GOING BANANAS + AGROUND


CREATIVE FIELDS
Architectural Design Studio Project
Public Facility
Landscape

MEDIUM
3dMax + Vray
Illustrator + Photoshop
AutoCAD
Physical Model Making

LOCATION
Klong Pak Nam
Samutprakan
Thailand

DATE
2009


Going Bananas

The proposal represents and symbolizes the new cultural centrality for the Klong Pak Nam community offering programs for an urban market, gathering community space, and banana garden.
        
Going Banana creates a space that establishes a strong link with the park away from the traffic and chaos in the nearby main road.
        
The impressive T-square typology of the selected site that is being suppressed by all sides by the taut vertical concrete jungle surroundings, aside from the southwest elevation facing the canal and the Aground Hotel allow the canopy design to contradict immensely on the visual impact it created.

 


Aground

‘Agrond’ The four-story hotel design, a canal side habitat is located in the Samuthprakan district.  It has a large terrace on the top floor with an apparent element on all three levels: terraces and patios, which allow the interior to be connected with the exterior. These openings provide many rooms with not only passive ventilation or entrances to their individual room, but at the same time increase the amount of natural lighting being accessed into the building throughout the day.
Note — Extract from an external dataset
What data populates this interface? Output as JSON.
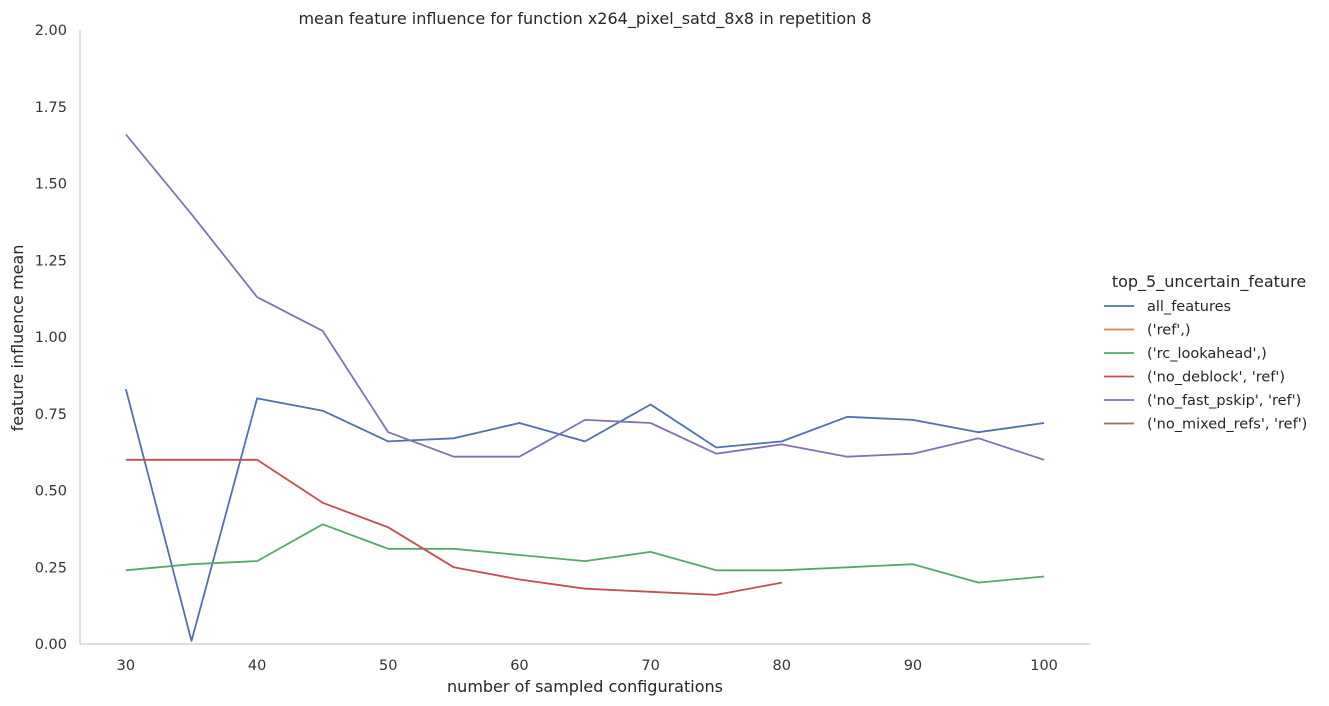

When a user comes out of the room, natural breeze and warm light will be the first thing one will encounter.

The form of my hotel has come from the concept of Thai boats that back in the days usually floats in the canal but nowadays, they seems to appear mostly in the ‘Talad-Num’ area or the’ water market’. Back in the old days there used to be many wooden boats, because the canal is the major circulation transportation system in Thailand. They often collide each other. Therefore, I make use of this daily lives activities as an inspiration to my design.

The scenario of two boats crashed, and the hotel comes into being, which metaphorically can be understood as if this wreckage is an interpretation of the obsolete way of transportation.